The crawler reports the rule it observed. It cannot know whether the rule is
intentional. The same caution applies to noindex, canonicals, redirects, and
snippet controls.
Read technical findings without inventing an SEO rule
The crawl records response status, redirects, robots directives, canonicals, titles, descriptions, headings, internal links, images, structured data, hreflang, viewport configuration, security headers, social previews, and available performance observations.
Keep three distinctions in view:
- Observed evidence says what the response or rendered page contained.
- A finding applies a documented rule or heuristic to that evidence.
- An action depends on the page’s purpose, intended canonical, template, and business context.
A different canonical is not automatically wrong. Google treats a declared canonical as one signal and may select another URL. Its canonical URL guidance is the useful reference when a crawl finds conflicting signals.
Structured data is similar. Valid markup can make a page eligible for a search appearance, but Google does not guarantee that appearance. Check the visible page, required properties, and the relevant structured data policies before opening a ticket.
Render JavaScript when the source response is not enough
seo crawl https://example.com --rendering on --max-pages 50
Use --rendering on when the links, canonicals, or main content are missing
from the initial HTML. auto is the default. It only opens a browser when the
response looks client-rendered. off keeps the raw HTTP response.
The crawler uses a local Chrome or Chromium browser. It reuses a browser process during a crawl and keeps each page in its own browser context. If no compatible browser is available, the report says that rendered evidence is unavailable and keeps the raw response separate. It does not pretend raw HTML was rendered.
Install Chrome or Chromium in the usual way. For a Playwright-managed browser,
run the exact command shown by the CLI. --js remains an alias for
--rendering on while existing scripts move to the explicit mode.
When a browser renders a page, JSON output includes
fetchDiagnostics.rendering.documentDifference. It shows whether the title,
description, canonical, robots directives, headings, links, visible content,
or structured data changed from the raw response. Saved crawls keep compact
snapshots and text or link fingerprints rather than a second complete DOM.
Google’s JavaScript SEO guidance explains how rendered HTML affects discovery and indexing. A local rendered crawl is still your observation, not a copy of Google’s renderer or index.

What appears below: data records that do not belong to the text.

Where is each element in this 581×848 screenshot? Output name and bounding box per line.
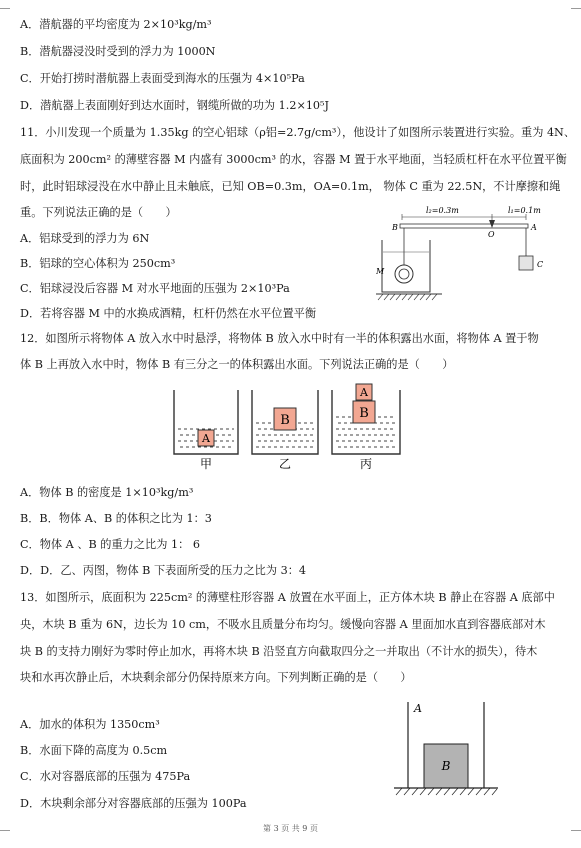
q10-option-c: C．开始打捞时潜航器上表面受到海水的压强为 4×10⁵Pa	[20, 72, 305, 85]
q13-stem-4: 块和水再次静止后，木块剩余部分仍保持原来方向。下列判断正确的是（ ）	[20, 671, 412, 684]
weight-c-label: C	[537, 260, 544, 269]
q11-stem-1: 11．小川发现一个质量为 1.35kg 的空心铝球（ρ铝=2.7g/cm³），他设计了如图所示装置进行实验。重为 4N、	[20, 126, 576, 139]
block-a-stacked-label: A	[360, 386, 368, 399]
block-b-label: B	[280, 413, 290, 428]
container-m-label: M	[376, 267, 385, 276]
l1-label: l₁=0.1m	[508, 206, 541, 215]
q12-option-d: D．D．乙、丙图，物体 B 下表面所受的压力之比为 3：4	[20, 564, 307, 577]
beaker-3-caption: 丙	[359, 457, 373, 471]
q13-stem-2: 央，木块 B 重为 6N，边长为 10 cm，不吸水且质量分布均匀。缓慢向容器 A 里面加水直到容器底部对木	[20, 618, 546, 631]
q11-option-b: B．铝球的空心体积为 250cm³	[20, 257, 176, 270]
lever-bar	[400, 224, 528, 228]
container-figure	[380, 698, 500, 802]
q12-option-c: C．物体 A 、B 的重力之比为 1： 6	[20, 538, 200, 551]
point-o-label: O	[488, 230, 495, 239]
crop-mark-top-left	[0, 8, 10, 19]
q13-option-a: A．加水的体积为 1350cm³	[20, 718, 160, 731]
q11-option-c: C．铝球浸没后容器 M 对水平地面的压强为 2×10³Pa	[20, 282, 290, 295]
crop-mark-top-right	[571, 8, 581, 19]
ball-cavity	[399, 269, 409, 279]
ground-hatching	[378, 294, 437, 300]
page-footer: 第 3 页 共 9 页	[263, 824, 318, 833]
block-a-label: A	[202, 432, 210, 445]
q12-stem-2: 体 B 上再放入水中时，物体 B 有三分之一的体积露出水面。下列说法正确的是（ ）	[20, 358, 454, 371]
q11-stem-4: 重。下列说法正确的是（ ）	[20, 206, 177, 219]
point-b-label: B	[392, 223, 398, 232]
q11-stem-3: 时，此时铝球浸没在水中静止且未触底，已知 OB=0.3m，OA=0.1m， 物体 C 重为 22.5N，不计摩擦和绳	[20, 180, 561, 193]
beaker-2-caption: 乙	[278, 457, 292, 471]
q13-stem-3: 块 B 的支持力刚好为零时停止加水，再将木块 B 沿竖直方向截取四分之一并取出（不计水的损失），待木	[20, 645, 538, 658]
q11-option-d: D．若将容器 M 中的水换成酒精，杠杆仍然在水平位置平衡	[20, 307, 317, 320]
q12-stem-1: 12．如图所示将物体 A 放入水中时悬浮，将物体 B 放入水中时有一半的体积露出水面，将物体 A 置于物	[20, 332, 539, 345]
q13-option-b: B．水面下降的高度为 0.5cm	[20, 744, 168, 757]
weight-c	[519, 256, 533, 270]
lever-figure	[376, 200, 566, 302]
q12-option-a: A．物体 B 的密度是 1×10³kg/m³	[20, 486, 194, 499]
container-a-label: A	[414, 702, 422, 715]
q13-stem-1: 13．如图所示，底面积为 225cm² 的薄壁柱形容器 A 放置在水平面上，正方体木块 B 静止在容器 A 底部中	[20, 591, 555, 604]
q10-option-d: D．潜航器上表面刚好到达水面时，钢缆所做的功为 1.2×10⁵J	[20, 99, 330, 112]
point-a-label: A	[531, 223, 537, 232]
block-b-label: B	[441, 759, 451, 773]
q10-option-a: A．潜航器的平均密度为 2×10³kg/m³	[20, 18, 212, 31]
q13-option-c: C．水对容器底部的压强为 475Pa	[20, 770, 191, 783]
q13-option-d: D．木块剩余部分对容器底部的压强为 100Pa	[20, 797, 247, 810]
block-b-stacked-label: B	[359, 406, 369, 421]
ground-hatching	[396, 788, 497, 795]
q11-stem-2: 底面积为 200cm² 的薄壁容器 M 内盛有 3000cm³ 的水，容器 M 置于水平地面，当轻质杠杆在水平位置平衡	[20, 153, 567, 166]
beakers-figure	[168, 382, 418, 474]
q10-option-b: B．潜航器浸没时受到的浮力为 1000N	[20, 45, 216, 58]
q12-option-b: B．B．物体 A、B 的体积之比为 1：3	[20, 512, 212, 525]
q11-option-a: A．铝球受到的浮力为 6N	[20, 232, 150, 245]
beaker-1-caption: 甲	[199, 457, 213, 471]
l2-label: l₂=0.3m	[426, 206, 459, 215]
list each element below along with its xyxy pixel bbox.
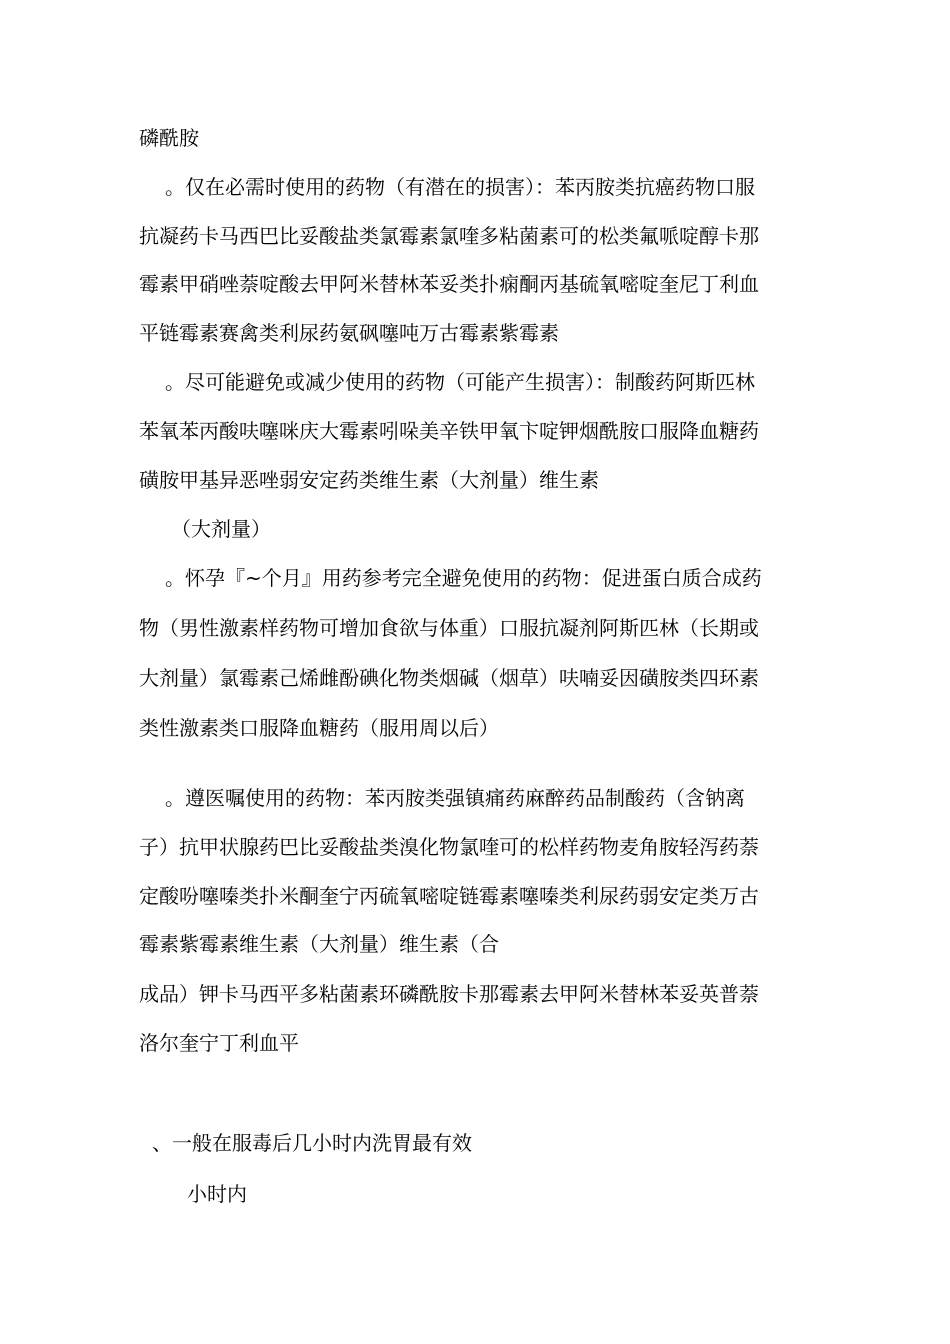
text-line: 定酸吩噻嗪类扑米酮奎宁丙硫氧嘧啶链霉素噻嗪类利尿药弱安定类万古 [139, 884, 759, 908]
text-line: 。怀孕『~个月』用药参考完全避免使用的药物：促进蛋白质合成药 [165, 566, 762, 590]
text-line: 子）抗甲状腺药巴比妥酸盐类溴化物氯喹可的松样药物麦角胺轻泻药萘 [139, 835, 759, 859]
text-line: 平链霉素赛禽类利尿药氨砜噻吨万古霉素紫霉素 [139, 321, 559, 345]
text-line: 洛尔奎宁丁利血平 [139, 1031, 299, 1055]
text-line: 磷酰胺 [139, 126, 199, 150]
text-line: 。遵医嘱使用的药物：苯丙胺类强镇痛药麻醉药品制酸药（含钠离 [165, 786, 745, 810]
text-line: 霉素紫霉素维生素（大剂量）维生素（合 [139, 932, 499, 956]
text-line: 大剂量）氯霉素己烯雌酚碘化物类烟碱（烟草）呋喃妥因磺胺类四环素 [139, 666, 759, 690]
text-line: 。仅在必需时使用的药物（有潜在的损害）：苯丙胺类抗癌药物口服 [165, 175, 755, 199]
text-line: 抗凝药卡马西巴比妥酸盐类氯霉素氯喹多粘菌素可的松类氟哌啶醇卡那 [139, 224, 759, 248]
text-line: （大剂量） [171, 517, 271, 541]
text-line: 类性激素类口服降血糖药（服用周以后） [139, 716, 499, 740]
text-line: 小时内 [187, 1182, 247, 1206]
text-line: 物（男性激素样药物可增加食欲与体重）口服抗凝剂阿斯匹林（长期或 [139, 616, 759, 640]
text-line: 成品）钾卡马西平多粘菌素环磷酰胺卡那霉素去甲阿米替林苯妥英普萘 [139, 982, 759, 1006]
text-line: 。尽可能避免或减少使用的药物（可能产生损害）：制酸药阿斯匹林 [165, 370, 755, 394]
text-line: 、一般在服毒后几小时内洗胃最有效 [152, 1131, 472, 1155]
text-line: 霉素甲硝唑萘啶酸去甲阿米替林苯妥类扑痫酮丙基硫氧嘧啶奎尼丁利血 [139, 272, 759, 296]
text-line: 苯氧苯丙酸呋噻咪庆大霉素吲哚美辛铁甲氧卞啶钾烟酰胺口服降血糖药 [139, 419, 759, 443]
text-line: 磺胺甲基异恶唑弱安定药类维生素（大剂量）维生素 [139, 468, 599, 492]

Save a baseline and compare the next release
seo crawl --project example --save
seo crawl-reports --project example
seo crawl-reports --project example --compare latest --against previous
The comparison reports pages and findings that were added, removed, fixed, or changed. Check the crawl limits and URL sets on both sides before calling a difference a regression. Comparing a 100-page sample with a 500-page crawl can produce dramatic numbers for a very boring reason.
Run a fresh crawl after the deployment, then use the affected URLs to verify the template or route that changed.
Export the part another person needs
seo crawl https://example.com --format json --output crawl.json
seo crawl https://example.com --format csv --csv issues --output issues.csv
seo crawl https://example.com --format html --output report.html
seo crawl https://example.com --format markdown --output tickets.md
JSON preserves the structured contract for scripts and agents. CSV works for sorting issues or pages. HTML gives you a local standalone report, while Markdown is useful for a bounded implementation brief.
Fail CI on a severity you have agreed to enforce
seo crawl https://example.com --fail-on high --json
The process exits unsuccessfully when findings meet the selected severity or higher. JSON output still includes the triggering evidence.
A CI gate is strongest when the crawl scope is stable and the team agrees what that severity means. Save the output as an artifact. Without the affected URLs and rule evidence, a red build is just a red build.
Use the CLI automation guide for explicit JSON runs. The AI search evidence guide covers technical eligibility checks that reuse a saved crawl.